Я сидел на скамейке, потом гулял за деревней и опять сидел. Тоня так и не вышла. Мне показалось, что на одном из окон шевельнулась занавеска. После этого я просидел еще полчаса, но в доме было темно и тихо.

Когда я вернулся, Юрка не спал. Против своего обыкновения, он спросил на этот раз:

— Тоню видел?

Я помолчал, тщательно расправляя на спинке венского стула брюки. Потом все-таки ответил:

— Нет, не видел.

— Между прочим, заходила Жанна. Говорит, что над нами смеется вся деревня.

— Чего же она грустит?

— Боится, что ты по своей неопытности женишься или наделаешь еще каких-нибудь глупостей.

— Ну, не ее забота.

— Оно, конечно. Но все-таки я прав был — тебе не нужно было впутываться в это дело.

— Что так?

— Я могу быть откровенным? Во-первых, ты сделал ту самую ошибку — помнишь разговор о кабардинках?

— Во-вторых?

— Во-вторых, ухаживая вдвоем, мы дали ей карты в руки. Два москвича на одну доярку — многовато.

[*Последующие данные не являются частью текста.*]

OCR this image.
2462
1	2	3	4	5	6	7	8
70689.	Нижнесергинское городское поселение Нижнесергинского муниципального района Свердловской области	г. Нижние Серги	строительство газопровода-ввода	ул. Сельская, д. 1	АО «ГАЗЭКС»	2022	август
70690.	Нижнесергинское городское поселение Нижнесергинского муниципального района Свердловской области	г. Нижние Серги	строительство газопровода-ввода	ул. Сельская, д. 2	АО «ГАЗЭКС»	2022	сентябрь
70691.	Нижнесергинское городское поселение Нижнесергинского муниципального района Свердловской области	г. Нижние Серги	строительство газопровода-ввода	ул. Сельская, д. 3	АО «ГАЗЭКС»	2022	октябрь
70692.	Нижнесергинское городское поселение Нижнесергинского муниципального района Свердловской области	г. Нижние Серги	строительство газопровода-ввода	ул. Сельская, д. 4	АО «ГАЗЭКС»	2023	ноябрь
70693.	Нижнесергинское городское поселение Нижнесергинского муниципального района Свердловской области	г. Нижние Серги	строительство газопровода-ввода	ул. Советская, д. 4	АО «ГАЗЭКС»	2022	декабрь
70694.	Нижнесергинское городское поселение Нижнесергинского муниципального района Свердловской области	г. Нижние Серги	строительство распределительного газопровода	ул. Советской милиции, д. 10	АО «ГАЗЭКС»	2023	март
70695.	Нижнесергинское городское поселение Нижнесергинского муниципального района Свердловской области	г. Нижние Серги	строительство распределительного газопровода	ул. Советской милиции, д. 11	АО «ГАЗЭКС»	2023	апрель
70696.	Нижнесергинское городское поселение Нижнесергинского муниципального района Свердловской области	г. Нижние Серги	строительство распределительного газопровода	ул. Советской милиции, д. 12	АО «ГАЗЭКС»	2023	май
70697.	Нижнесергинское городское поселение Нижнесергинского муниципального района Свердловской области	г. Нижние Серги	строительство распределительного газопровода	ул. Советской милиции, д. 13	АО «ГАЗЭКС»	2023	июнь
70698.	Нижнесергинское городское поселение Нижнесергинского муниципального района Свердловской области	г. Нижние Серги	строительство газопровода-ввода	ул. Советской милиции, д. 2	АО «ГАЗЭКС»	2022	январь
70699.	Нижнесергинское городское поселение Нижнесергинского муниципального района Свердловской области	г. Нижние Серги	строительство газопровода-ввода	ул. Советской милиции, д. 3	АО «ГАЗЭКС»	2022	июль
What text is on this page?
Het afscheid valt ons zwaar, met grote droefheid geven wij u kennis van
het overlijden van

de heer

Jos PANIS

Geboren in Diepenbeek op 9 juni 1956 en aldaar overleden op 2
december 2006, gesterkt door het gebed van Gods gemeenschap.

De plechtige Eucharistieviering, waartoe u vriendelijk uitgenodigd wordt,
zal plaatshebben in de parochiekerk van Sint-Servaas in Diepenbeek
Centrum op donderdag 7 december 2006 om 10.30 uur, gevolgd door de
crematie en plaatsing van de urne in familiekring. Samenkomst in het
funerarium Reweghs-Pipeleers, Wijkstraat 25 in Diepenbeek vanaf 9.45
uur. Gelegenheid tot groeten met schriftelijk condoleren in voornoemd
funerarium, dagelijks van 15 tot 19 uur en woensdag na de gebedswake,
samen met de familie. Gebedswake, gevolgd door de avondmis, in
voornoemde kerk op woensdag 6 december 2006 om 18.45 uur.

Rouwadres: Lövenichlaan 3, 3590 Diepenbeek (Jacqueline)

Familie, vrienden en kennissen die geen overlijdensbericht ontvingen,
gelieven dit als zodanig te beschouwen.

— Может, и в самом деле много. Так я не возражаю, если ты меня оставишь одного.

— Раз уж ты мне разрешил, я буду откровенным до конца. Тебе оставшихся дней хватит разве на то, чтобы сунуть голову в петлю.

— А тебе?

— Ну, в общем, давай спать…

На следующий день — напоследок нам пришлось поработать на станции как следует — мы к нашему разговору не возвращались. Идя после работы, не сговариваясь, свернули с дороги и вышли к ферме.

Встретила нас Прасковья.

— Приветствую! — сказал ей Юрка, но Прасковья даже не улыбнулась.

— Что надо? — спросила она.

— А в чем дело? — насторожился Юрка.

— А в том, что на ферму посторонним вход запрещен.

— С каких это пор?

— А с таких, что ходите и заразу носите.

— Антонину вы можете позвать?

— Нету Антонины. Была, да вся вышла.

В тот вечер на «сковородку» мы не пошли. И на следующий день — ни на ферму, ни на «сковородку». Вечер кое-как протянули за картишками. Когда же стемнело так, что короля стало не отличить от дамы, с облегчением бросили игру.

Юрка был великолепно молчалив на этот раз.

— Все это хорошо, конечно, — прервал я молчание.

— А, брось! — перебил Юрка. — Все очень просто. Мы получили коленкой под зад, и нечего чесать ушибленное место.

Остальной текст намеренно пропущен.